The Eastern Tradition sometimes will speak of the human person being made a ‘Living Icon’, or representation of God, by the divinizing power of the Holy Spirit. As a Latin Christian, I would say something similar: all of us are meant to become Illuminated Manuscripts. All of us have our ‘marginalia’, or those things about us which are strange, embarrassing, farcical, and maybe even sinful. But all of us, especially those of us who pray the Liturgy of the Hours, and read the Sacred Scriptures with attention, have a privileged ability to have The Word carved within by means of the Finger of the Spirit of God.
It is perhaps one of the sad ironies of our age that the same intellectuals, journalists and entertainers who had sown the era of the “post-truth” are now reaping the age of the “fact-checker” and censorship. As we know from the post-modern philosophers, in the vacuum left by radical relativism, all that is left is power. It does not take a conspiracy theorist to see the major tech companies, the media conglomerations, and the governments of the world all grasping at the narratives they need to legitimate their hegemony over the minds and hearts of the human race. This is not a global conspiracy, but an amalgamation, an inevitable effect of a critical mass of sinful humanity refusing to desire the truth, and instead, pursuing the marginalia of life.

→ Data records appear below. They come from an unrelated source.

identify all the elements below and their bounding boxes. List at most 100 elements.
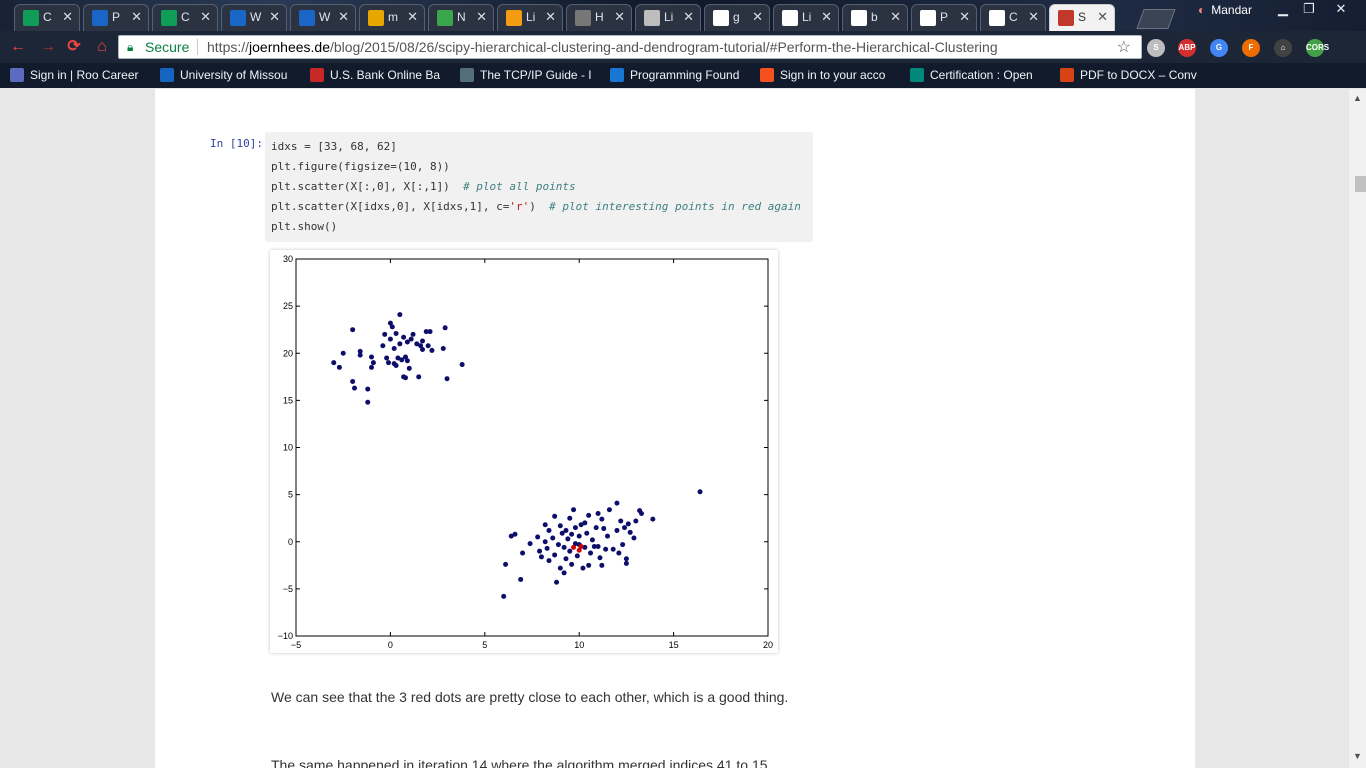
bookmark-star-icon[interactable]: ☆ [1116, 39, 1131, 56]
address-bar[interactable]: 🔒︎ Secure https://joernhees.de/blog/2015… [118, 35, 1142, 59]
data-point [397, 312, 403, 318]
translate-icon[interactable]: G [1210, 39, 1228, 57]
x-tick-label: −5 [291, 640, 301, 650]
tab-close-icon[interactable]: ✕ [62, 9, 73, 24]
bookmark-item[interactable]: Sign in | Roo Career [10, 67, 150, 84]
tab-close-icon[interactable]: ✕ [614, 9, 625, 24]
data-point [459, 362, 465, 368]
browser-tab[interactable]: Li ✕ [497, 4, 563, 31]
browser-tab[interactable]: Li ✕ [773, 4, 839, 31]
tab-close-icon[interactable]: ✕ [476, 9, 487, 24]
data-point [442, 325, 448, 331]
bookmark-favicon-icon [610, 67, 624, 82]
reload-icon[interactable]: ⟳ [67, 38, 81, 55]
tab-close-icon[interactable]: ✕ [890, 9, 901, 24]
tab-close-icon[interactable]: ✕ [269, 9, 280, 24]
tab-close-icon[interactable]: ✕ [545, 9, 556, 24]
forward-icon[interactable]: → [40, 38, 56, 55]
tab-close-icon[interactable]: ✕ [1097, 9, 1108, 24]
bookmark-item[interactable]: The TCP/IP Guide - I [460, 67, 600, 84]
code-line: plt.show() [271, 220, 337, 233]
url-text[interactable]: https://joernhees.de/blog/2015/08/26/sci… [207, 39, 998, 55]
data-point [650, 516, 656, 522]
skype-icon[interactable]: S [1147, 39, 1165, 57]
adblock-icon[interactable]: ABP [1178, 39, 1196, 57]
tab-close-icon[interactable]: ✕ [1028, 9, 1039, 24]
sheets-icon [23, 10, 39, 26]
tab-title: P [940, 10, 949, 24]
data-point [429, 347, 435, 353]
browser-tab[interactable]: C ✕ [14, 4, 80, 31]
tab-close-icon[interactable]: ✕ [200, 9, 211, 24]
browser-tab[interactable]: S ✕ [1049, 4, 1115, 31]
data-point [567, 548, 573, 554]
browser-tab[interactable]: N ✕ [428, 4, 494, 31]
data-point [331, 360, 337, 366]
browser-tab[interactable]: C ✕ [980, 4, 1046, 31]
highlighted-point [576, 547, 582, 553]
browser-tab[interactable]: P ✕ [83, 4, 149, 31]
bookmark-label: U.S. Bank Online Ba [330, 67, 441, 82]
browser-tab[interactable]: Li ✕ [635, 4, 701, 31]
x-tick-label: 20 [763, 640, 773, 650]
data-point [563, 527, 569, 533]
tab-close-icon[interactable]: ✕ [959, 9, 970, 24]
code-text: plt.scatter(X[:,0], X[:,1]) [271, 180, 464, 193]
browser-tab[interactable]: W ✕ [221, 4, 287, 31]
browser-tab[interactable]: C ✕ [152, 4, 218, 31]
tab-close-icon[interactable]: ✕ [821, 9, 832, 24]
scroll-down-arrow-icon[interactable]: ▼ [1353, 751, 1362, 761]
data-point [552, 552, 558, 558]
code-line: idxs = [33, 68, 62] [271, 140, 397, 153]
browser-tab[interactable]: P ✕ [911, 4, 977, 31]
data-point [350, 379, 356, 385]
scroll-up-arrow-icon[interactable]: ▲ [1353, 93, 1362, 103]
bookmark-item[interactable]: U.S. Bank Online Ba [310, 67, 450, 84]
data-point [586, 512, 592, 518]
minimize-button[interactable]: ▁ [1278, 1, 1288, 16]
data-point [546, 558, 552, 564]
data-point [552, 513, 558, 519]
home-icon[interactable]: ⌂ [97, 38, 107, 55]
close-window-button[interactable]: ✕ [1335, 1, 1347, 16]
scrollbar-thumb[interactable] [1355, 176, 1366, 192]
f-icon[interactable]: F [1242, 39, 1260, 57]
cors-icon[interactable]: CORS [1306, 39, 1329, 57]
vertical-scrollbar[interactable]: ▲ ▼ [1349, 89, 1366, 768]
data-point [623, 556, 629, 562]
bookmark-item[interactable]: Sign in to your acco [760, 67, 900, 84]
bookmark-favicon-icon [460, 67, 474, 82]
browser-tab[interactable]: g ✕ [704, 4, 770, 31]
tab-close-icon[interactable]: ✕ [131, 9, 142, 24]
data-point [386, 360, 392, 366]
browser-tab[interactable]: W ✕ [290, 4, 356, 31]
back-icon[interactable]: ← [10, 38, 26, 55]
data-point [614, 500, 620, 506]
data-point [569, 561, 575, 567]
blog-content: In [10]: idxs = [33, 68, 62] plt.figure(… [155, 89, 1195, 768]
browser-tab[interactable]: m ✕ [359, 4, 425, 31]
data-point [610, 546, 616, 552]
y-tick-label: 20 [283, 348, 293, 358]
bookmark-item[interactable]: Certification : Open [910, 67, 1050, 84]
bookmark-item[interactable]: PDF to DOCX – Conv [1060, 67, 1200, 84]
data-point [440, 346, 446, 352]
data-point [557, 523, 563, 529]
data-point [569, 531, 575, 537]
restore-button[interactable]: ❐ [1303, 1, 1315, 16]
tab-close-icon[interactable]: ✕ [407, 9, 418, 24]
browser-tab[interactable]: H ✕ [566, 4, 632, 31]
bookmark-item[interactable]: University of Missou [160, 67, 300, 84]
paragraph-text: The same happened in iteration 14 where … [271, 757, 768, 768]
bookmark-item[interactable]: Programming Found [610, 67, 750, 84]
box-icon [230, 10, 246, 26]
tab-close-icon[interactable]: ✕ [752, 9, 763, 24]
browser-tab[interactable]: b ✕ [842, 4, 908, 31]
bookmark-favicon-icon [160, 67, 174, 82]
profile-button[interactable]: ◐ Mandar [1198, 3, 1252, 17]
plot-area [295, 258, 769, 637]
home-icon[interactable]: ⌂ [1274, 39, 1292, 57]
tab-close-icon[interactable]: ✕ [683, 9, 694, 24]
new-tab-button[interactable] [1136, 9, 1176, 29]
tab-close-icon[interactable]: ✕ [338, 9, 349, 24]
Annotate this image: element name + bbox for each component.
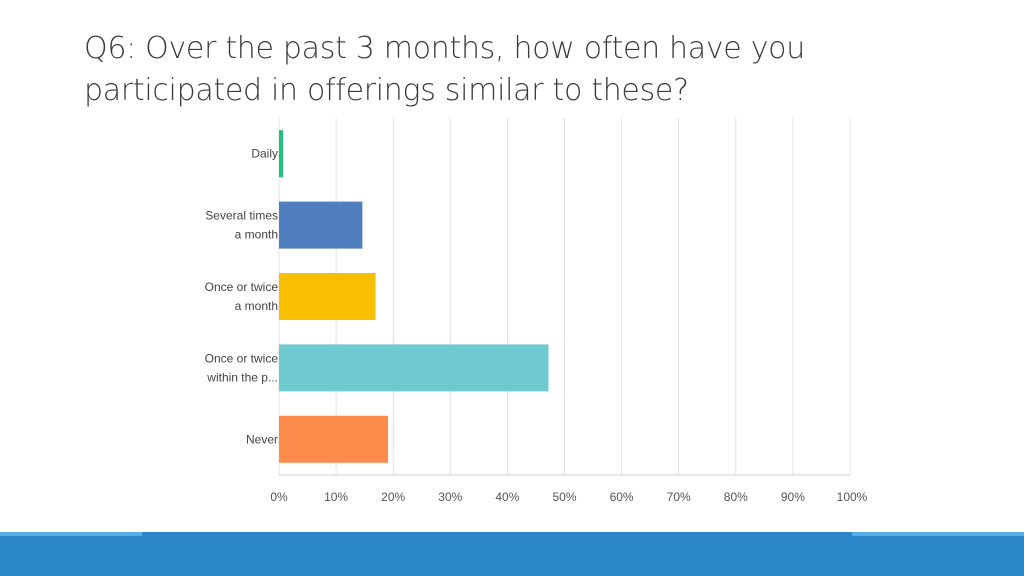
category-label: Never [246,432,278,446]
bar [279,201,363,249]
category-label: within the p... [206,370,278,384]
x-tick-label: 60% [610,490,634,504]
bar [279,415,389,463]
slide-title-line-1: Q6: Over the past 3 months, how often ha… [84,31,805,66]
category-label: a month [235,228,278,242]
footer-band [0,532,1024,576]
x-tick-label: 30% [438,490,462,504]
category-label: Daily [251,147,278,161]
x-tick-label: 10% [324,490,348,504]
x-tick-label: 40% [495,490,519,504]
bar [279,344,549,392]
chart-svg: 0% 10% 20% 30% 40% 50% 60% 70% 80% 90% 100% Daily Se… [205,118,868,504]
category-label: Several times [205,209,278,223]
x-tick-label: 80% [724,490,748,504]
x-tick-label: 90% [781,490,805,504]
slide-title: Q6: Over the past 3 months, how often ha… [84,28,944,112]
footer-accent-left [0,532,142,536]
x-tick-label: 0% [270,490,288,504]
bar-chart: 0% 10% 20% 30% 40% 50% 60% 70% 80% 90% 100% Daily Se… [180,118,870,518]
category-label: a month [235,299,278,313]
x-tick-label: 50% [552,490,576,504]
category-label: Once or twice [205,280,279,294]
x-tick-label: 70% [667,490,691,504]
x-tick-label: 20% [381,490,405,504]
bar [279,273,376,320]
slide-title-line-2: participated in offerings similar to the… [84,73,689,108]
footer-accent-right [852,532,1024,536]
x-tick-label: 100% [837,490,868,504]
category-label: Once or twice [205,351,279,365]
bar [279,130,283,178]
footer-divider [0,527,1024,532]
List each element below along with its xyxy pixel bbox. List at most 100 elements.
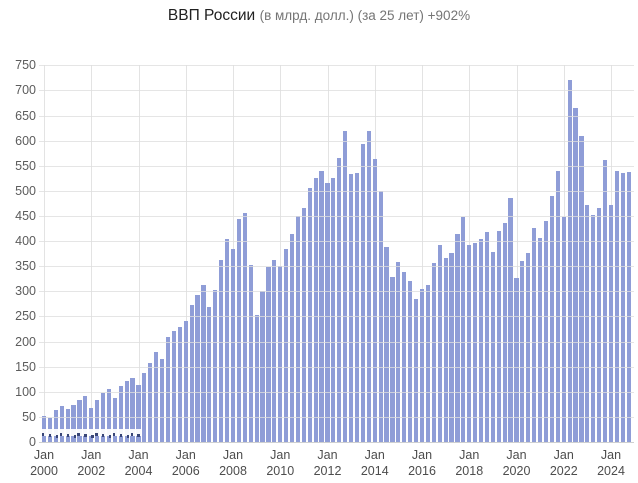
bar-2006-q1[interactable] [183, 321, 188, 442]
bar-2011-q2[interactable] [307, 188, 312, 442]
bar-2003-q4[interactable] [130, 378, 135, 442]
bar-2024-q1[interactable] [608, 205, 614, 442]
bar-2004-q4[interactable] [154, 351, 159, 442]
bar-2023-q4[interactable] [602, 159, 608, 442]
bar-2015-q2[interactable] [402, 272, 407, 442]
bar-2002-q1[interactable] [89, 407, 94, 442]
bar-2006-q3[interactable] [195, 295, 200, 442]
bar-2014-q3[interactable] [384, 246, 389, 442]
bar-2000-q1[interactable] [41, 415, 47, 442]
bar-2011-q4[interactable] [319, 170, 324, 442]
bar-2022-q4[interactable] [579, 135, 584, 442]
h-gridline-100 [39, 391, 634, 393]
bar-2005-q4[interactable] [177, 327, 182, 442]
bar-2001-q3[interactable] [77, 400, 82, 442]
bar-2017-q2[interactable] [449, 253, 454, 442]
bar-2013-q4[interactable] [366, 131, 371, 442]
bar-2022-q1[interactable] [561, 216, 566, 442]
bar-2007-q1[interactable] [207, 307, 212, 442]
bar-2012-q2[interactable] [331, 178, 336, 442]
bar-2007-q2[interactable] [213, 290, 218, 442]
bar-2016-q3[interactable] [431, 263, 436, 442]
bar-2008-q3[interactable] [242, 213, 247, 442]
bar-2015-q3[interactable] [408, 281, 413, 442]
bar-2021-q1[interactable] [538, 237, 543, 442]
bar-2010-q2[interactable] [284, 248, 289, 442]
bar-2004-q1[interactable] [136, 384, 141, 442]
bar-2003-q2[interactable] [118, 386, 123, 442]
bar-2009-q1[interactable] [254, 315, 259, 442]
bar-2000-q4[interactable] [59, 406, 64, 442]
bar-2016-q4[interactable] [437, 245, 442, 442]
bar-2002-q2[interactable] [95, 399, 100, 442]
bar-2012-q3[interactable] [337, 158, 342, 442]
bar-2000-q3[interactable] [53, 410, 58, 442]
bar-2008-q2[interactable] [236, 219, 241, 442]
bar-value-label-speck [55, 435, 59, 438]
bar-2023-q3[interactable] [597, 208, 602, 442]
bar-2011-q3[interactable] [313, 178, 318, 442]
bar-2010-q3[interactable] [289, 233, 295, 442]
bar-2010-q4[interactable] [295, 215, 301, 442]
bar-2020-q4[interactable] [532, 228, 537, 442]
bar-2008-q1[interactable] [230, 248, 236, 442]
bar-2019-q1[interactable] [490, 251, 495, 442]
bar-2021-q2[interactable] [543, 220, 549, 442]
bar-2016-q2[interactable] [425, 284, 430, 442]
bar-2019-q2[interactable] [496, 230, 501, 442]
bar-2021-q3[interactable] [549, 195, 554, 442]
bar-2020-q2[interactable] [520, 260, 525, 442]
bar-2012-q4[interactable] [343, 130, 348, 442]
bar-2017-q3[interactable] [455, 233, 460, 442]
bar-2011-q1[interactable] [301, 208, 306, 442]
bar-2001-q4[interactable] [83, 395, 88, 442]
bar-2020-q1[interactable] [514, 277, 519, 442]
bar-2018-q1[interactable] [467, 245, 472, 442]
bar-2006-q2[interactable] [189, 305, 194, 442]
bar-2005-q3[interactable] [171, 330, 177, 442]
x-axis-tick-label-2004: Jan 2004 [113, 447, 165, 479]
bar-2002-q4[interactable] [106, 389, 112, 442]
bar-2013-q2[interactable] [354, 172, 360, 442]
bar-2009-q4[interactable] [272, 260, 277, 442]
bar-2015-q4[interactable] [413, 299, 419, 442]
bar-2004-q2[interactable] [142, 373, 147, 442]
bar-2018-q4[interactable] [484, 232, 490, 442]
bar-2009-q3[interactable] [266, 266, 271, 442]
bar-2018-q3[interactable] [478, 238, 484, 442]
bar-2022-q3[interactable] [573, 108, 578, 442]
bar-2014-q4[interactable] [390, 277, 395, 442]
bar-2012-q1[interactable] [325, 183, 330, 442]
bar-2003-q1[interactable] [112, 397, 117, 442]
bar-2005-q2[interactable] [165, 336, 171, 442]
bar-2024-q4[interactable] [626, 171, 631, 442]
bar-2007-q3[interactable] [219, 260, 224, 442]
bar-2008-q4[interactable] [248, 265, 253, 442]
bar-value-label-speck [95, 433, 98, 436]
bar-2013-q3[interactable] [360, 144, 365, 442]
bar-2023-q1[interactable] [585, 205, 590, 442]
bar-2019-q3[interactable] [502, 222, 507, 442]
bar-2020-q3[interactable] [526, 252, 531, 442]
bar-2016-q1[interactable] [419, 288, 425, 442]
bar-2019-q4[interactable] [508, 198, 513, 442]
bar-2003-q3[interactable] [124, 381, 129, 442]
bar-2017-q4[interactable] [461, 217, 466, 442]
bar-2013-q1[interactable] [349, 174, 354, 442]
bar-2004-q3[interactable] [148, 363, 153, 442]
bar-2010-q1[interactable] [278, 266, 283, 442]
bar-2001-q2[interactable] [71, 404, 76, 442]
bar-2023-q2[interactable] [591, 215, 596, 442]
bar-2009-q2[interactable] [260, 291, 265, 442]
bar-2024-q2[interactable] [614, 170, 619, 442]
bar-2006-q4[interactable] [201, 285, 206, 442]
bar-2005-q1[interactable] [160, 359, 165, 442]
bar-2014-q1[interactable] [372, 159, 377, 442]
bar-2017-q1[interactable] [443, 258, 448, 442]
bar-2021-q4[interactable] [555, 170, 560, 442]
bar-2024-q3[interactable] [620, 172, 625, 442]
bar-2022-q2[interactable] [567, 80, 572, 442]
bar-2001-q1[interactable] [65, 409, 70, 442]
bar-2015-q1[interactable] [396, 262, 401, 442]
bar-2007-q4[interactable] [224, 239, 230, 442]
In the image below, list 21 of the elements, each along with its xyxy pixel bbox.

Should it surprise us then in any way, that concerning the coming of the Antichrist, the ultimate Lawless One, St. Paul tells us that God will send the disciples of the “World Deceiver” (Didache 16:4) a “strong delusion, to make them believe what is false, so that they may be condemned who did not believe the truth, but had pleasure in unrighteousness” (2 Thessalonians 2:11-12)? Only a people who have come to love lies can be overcome by the ‘antichrists’ that come and go throughout history. Like James and Jambres of old, the acolytes of antichrist can make staves appear to turn into serpents, but their power only consists in lies.
Perhaps it is for this reason that the brilliant St. John Henry Cardinal Newman made his life’s motto “Ex Umbris et Imaginibus in Veritatem”, or “Out of Shadows and Images into the Truth.” For the power in every Christian and person of good will lies in the Truth. Pope Francis is often speaking of the Church needing to go out into the “periphery”, or the margins of society. Sociologically and evangelistically, I think this exhortation has merit. However, if it is done without living from the center, we will always lose a part of ourselves. Margins only exist because they are meant to delimit a larger whole; as such, they can either be absorbed into the larger narrative, or kept outside for the sake of the integrity of the whole. Margins in life are like boundaries in psychology: they delimit our responsibilities and our ego, and create respect for the self and for others.
As matters continue to degenerate in the press, on social media, and in other places, it is imperative that we as Christians lead the charge in being complete enemies of detraction, calumny, and rash judgment. We also should lead the charge in choosing, both for ourselves and for our children, Incarnational Reality over Virtual Reality. We must learn to value and cherish the real, whenever and wherever we find it, or else the poisonous vines and creatures of nightmare should encroach on what is most sacred, and enslave us.